Некоторые исследователи находили, что многие фигуры фрески извлечены из поэмы Данте. Во фреске видели различных персонажей «Ада», связывая их с определенной моральной системой, которой Микеланджело якобы придерживался, подобно Данте. В «Страшном суде» выделяли также ряд фигур «Рая», усматривая вместе с тем наличие отражения художником его круговой архитектоники. Авторы, аналогизирующие многочисленные фигуры фрески с дантовскими, не опираются на достоверные аргументы, как это отметил Редиг де Кампос, сведя вопрос о прямых заимствованиях из «Комедии» в основном к трем ранее названным мотивам. Композиции Микеланджело с ее мощным круговращением чуждо понятие об иерархической архитектонике, чуждо построение системы моральных ценностей. Излишне и утверждение о том, что в замысле мастера отражен образ лучезарной Райской розы. Собрание святых в «Страшном суде» заставляет вспомнить лишь самые грозные мотивы, которые звучат в Дантовом «Рае» (XXI, 136-142; XXII, 13-15; XXVII, 19–66). Реминисценции «Комедии» улавливаются в драматической атмосфере фрески. Всюду здесь микеланджеловское terribilità перекликается с темами «Комедии». Как и Данте, Микеланджело насыщает изображение суда над человечеством остротой глубоко личного чувства. Ужас, страдание, гнев, даже жажда возмездия, вложенные художником в трактовку сюжета, несут на себе печать его собственного мироощущения. Они могли быть связаны с гражданскими переживаниями мастера и с его субъективными религиозными исканиями. Бескомпромиссному в своих морально-этических позициях художнику был особенно близок Данте (как, впрочем, и Савонарола). В этом плане Микеланджело также, очевидно, находил опору в пластических образах «Комедии».
Очевидно, что Микеланджело примыкает к той линии ренессансного истолкования «Комедии», которая представлена творчеством Синьорелли. Мощные, скульптурные образы «Комедии» преломлены художниками в драматической трактовке темы, которая мыслится как созвучная дантовской. Через посредство пластических ценностей произведения этих мастеров трансформируют и некоторые смысловые акценты «Комедии», воспринимаемые с позиции представлений новой эпохи. Отчетливо выраженная пластическая интерпретация дантовских образов была впервые осуществлена в искусстве Возрождения.

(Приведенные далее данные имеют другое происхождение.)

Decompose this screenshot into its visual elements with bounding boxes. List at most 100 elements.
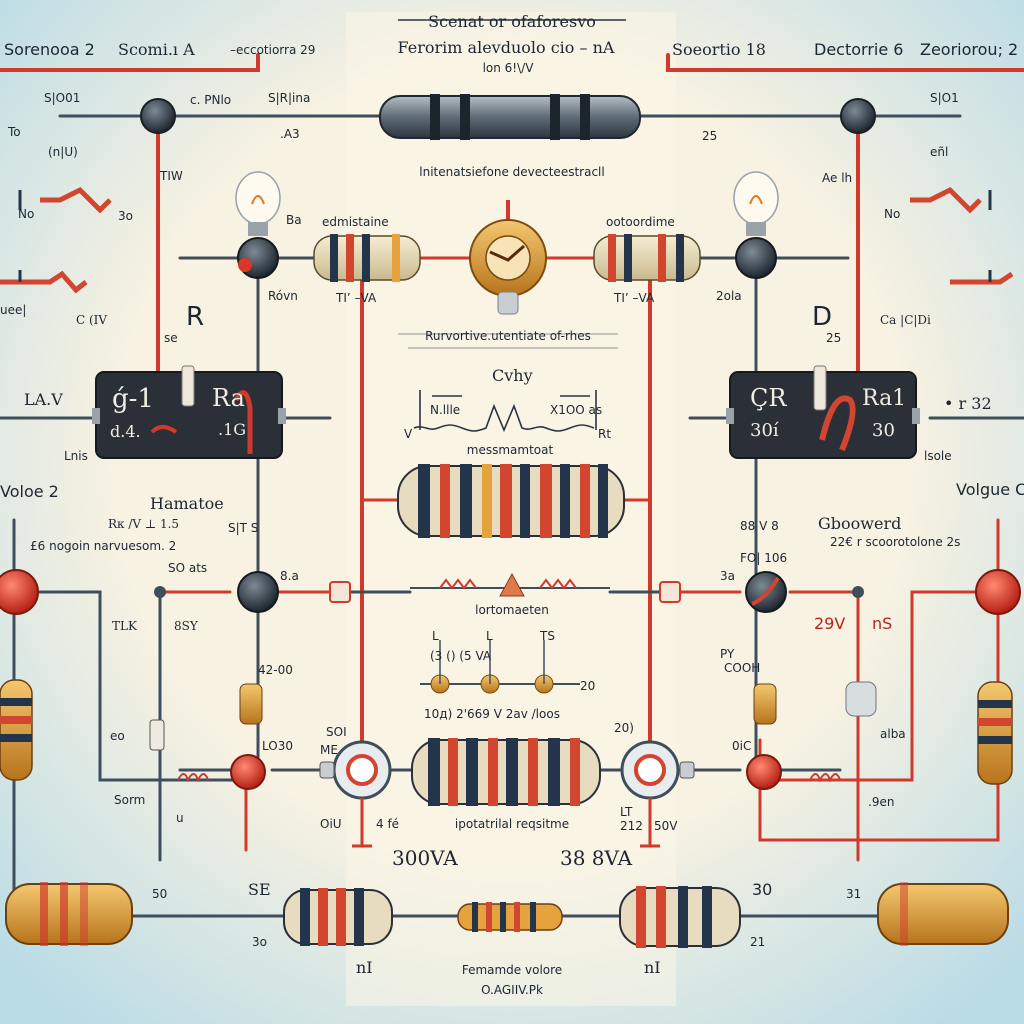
- label-r-88: 88 V 8: [740, 519, 779, 533]
- label-r-oic: 0iC: [732, 739, 752, 753]
- left-lower-node: [230, 754, 266, 790]
- label-r-tr: • r 32: [944, 394, 992, 413]
- right-socket-icon: [845, 681, 877, 717]
- label-b-30: 30: [752, 880, 773, 899]
- right-small-capsule: [753, 683, 777, 725]
- label-b-50: 50: [152, 887, 168, 901]
- label-r-alba: alba: [880, 727, 906, 741]
- label-tiw: TIW: [160, 169, 183, 183]
- center-large-resistor: [397, 464, 625, 538]
- label-lt: LT: [620, 805, 633, 819]
- left-side-resistor: [0, 679, 33, 781]
- label-25-top: 25: [702, 129, 718, 143]
- measurement-waveform: [413, 390, 597, 433]
- label-r-cooh: COOH: [724, 661, 761, 675]
- label-trva-left: TI’ –VA: [336, 291, 377, 305]
- label-b-ni-left: nI: [356, 958, 373, 977]
- label-r-ns: nS: [872, 614, 893, 633]
- label-8a: 8.a: [280, 569, 299, 583]
- label-300va: 300VA: [392, 846, 458, 870]
- right-box-301: 30í: [750, 420, 779, 441]
- label-no: No: [18, 207, 35, 221]
- middle-section-title: Rurvortive.utentiate of-rhes: [425, 329, 591, 343]
- right-box-30: 30: [872, 420, 895, 441]
- formation-section-title: lortomaeten: [475, 603, 549, 617]
- label-sts: S|T S: [228, 521, 259, 535]
- label-so-ats: SO ats: [168, 561, 208, 575]
- label-r-ca: Ca |C|Di: [880, 313, 931, 327]
- label-f-20: 20: [580, 679, 596, 693]
- label-25-mid: 25: [826, 331, 842, 345]
- label-8sy: 8SY: [174, 619, 198, 633]
- label-212: 212: [620, 819, 643, 833]
- top-right-node: [840, 98, 876, 134]
- label-r-9en: .9en: [868, 795, 895, 809]
- label-voloe2: Voloe 2: [0, 482, 59, 501]
- label-4200: 42-00: [258, 663, 293, 677]
- label-r-22: 22€ r scoorotolone 2s: [830, 535, 961, 549]
- label-x1oo: X1OO as: [550, 403, 603, 417]
- label-b-ni-right: nI: [644, 958, 661, 977]
- label-s8ilva: S|R|ina: [268, 91, 311, 105]
- measure-section-title: messmamtoat: [466, 443, 554, 457]
- right-bulb-node: [735, 237, 777, 279]
- right-lower-node: [746, 754, 782, 790]
- right-bulb-icon: [733, 171, 779, 236]
- label-f-va: (3 () (5 VA: [430, 649, 492, 663]
- label-lo30: LO30: [262, 739, 293, 753]
- label-50v: 50V: [654, 819, 678, 833]
- potential-section-title: ipotatrilal reqsitme: [454, 817, 570, 831]
- label-oiu: OiU: [320, 817, 342, 831]
- label-r-3a: 3a: [720, 569, 735, 583]
- label-rkv: Rκ /V ⊥ 1.5: [108, 517, 180, 531]
- upper-left-resistor: [313, 234, 421, 282]
- left-box-symbol: ǵ-1: [112, 384, 154, 414]
- label-v: V: [404, 427, 413, 441]
- label-rovn: Róvn: [268, 289, 298, 303]
- label-to: To: [8, 125, 21, 139]
- right-box-cr: ÇR: [750, 384, 787, 412]
- bottom-left-resistor: [283, 888, 393, 946]
- label-b-se: SE: [248, 880, 271, 899]
- subtitle-line2: lon 6!\/V: [482, 61, 534, 75]
- label-lnis: Lnis: [64, 449, 88, 463]
- top-right-label-2: Dectorrie 6: [814, 40, 904, 59]
- label-f-values: 10д) 2'669 V 2av /loos: [424, 707, 560, 721]
- label-u: u: [176, 811, 184, 825]
- left-switch-icon: [149, 719, 165, 751]
- label-4fe: 4 fé: [376, 817, 400, 831]
- right-tube-icons: [910, 186, 1014, 285]
- label-cvhy: Cvhy: [492, 366, 533, 385]
- label-edmistaine: edmistaine: [322, 215, 389, 229]
- left-connector: [329, 581, 351, 603]
- potential-resistor: [411, 738, 601, 806]
- formation-nodes: [420, 640, 580, 694]
- label-trva-right: TI’ –VA: [614, 291, 655, 305]
- label-b-3o: 3o: [252, 935, 267, 949]
- left-red-terminal: [0, 569, 39, 615]
- label-eo: eo: [110, 729, 125, 743]
- left-box-d4: d.4.: [110, 422, 141, 441]
- label-soi: SOI: [326, 725, 347, 739]
- bottom-center-resistor: [457, 902, 563, 932]
- right-box-ra1: Ra1: [862, 386, 907, 411]
- label-f-l3: TS: [540, 629, 555, 643]
- label-f-l2: L: [486, 629, 493, 643]
- label-r-isole: lsole: [924, 449, 952, 463]
- label-nogoin: £6 nogoin narvuesom. 2: [30, 539, 177, 553]
- label-se: se: [164, 331, 178, 345]
- right-control-box: [726, 365, 920, 459]
- bottom-right-capsule: [877, 882, 1009, 946]
- label-rt: Rt: [598, 427, 612, 441]
- label-20-paren: 20): [614, 721, 634, 735]
- label-hamatoe: Hamatoe: [150, 494, 224, 513]
- label-2ola: 2ola: [716, 289, 742, 303]
- label-so1: S|O01: [44, 91, 81, 105]
- label-r-volgue: Volgue C: [956, 480, 1024, 499]
- bottom-section-subtitle: O.AGIIV.Pk: [481, 983, 543, 997]
- right-side-resistor: [977, 681, 1013, 785]
- label-r-so1: S|O1: [930, 91, 959, 105]
- top-right-label-1: Soeortio 18: [672, 40, 766, 59]
- label-r-gboowerd: Gboowerd: [818, 514, 902, 533]
- subtitle-line1: Ferorim alevduolo cio – nA: [397, 38, 615, 57]
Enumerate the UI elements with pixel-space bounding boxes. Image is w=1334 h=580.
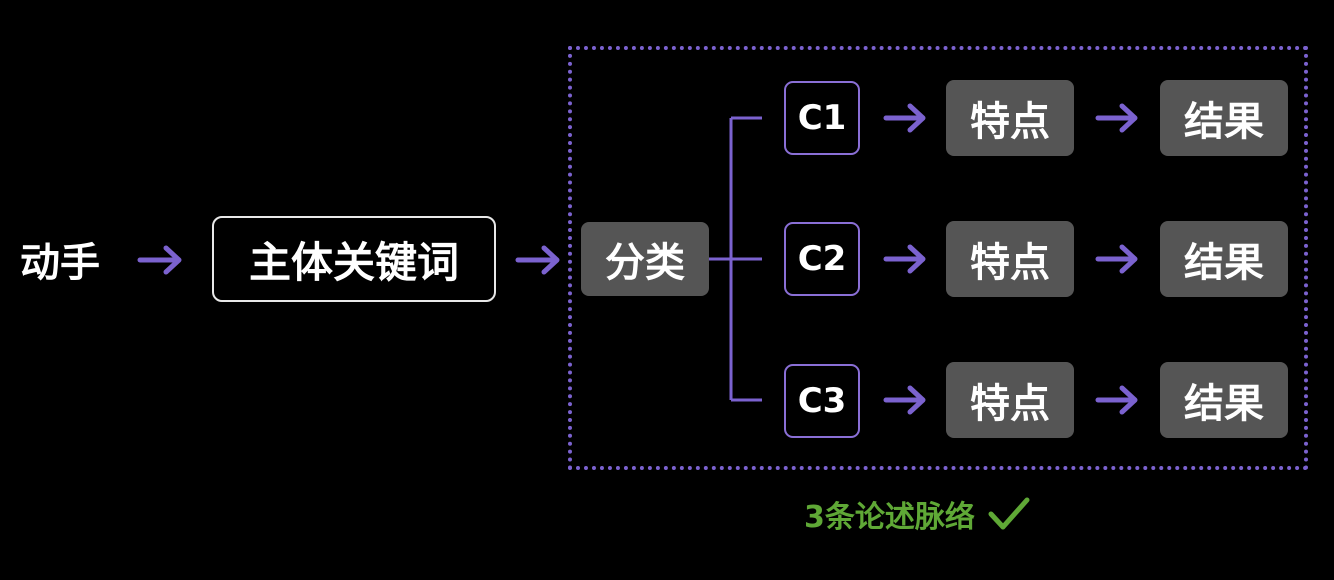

Именно с эпохи Ренессанса возникает интерес художников к широкому кругу изобразительных, архитектонически-пространственных мотивов «Комедии». Именно с этой эпохи, проникая через зрительный план в содержание «Комедии», одновременно проецируют на него собственные представления, – воспринимают поэму Данте как произведение, актуальное для своей эпохи. Поэтому, будучи вполне своеобразными, ренессансные интерпретации «Божественной Комедии» в искусстве вместе с тем открывают перспективу истолкования ее художниками всех последующих веков.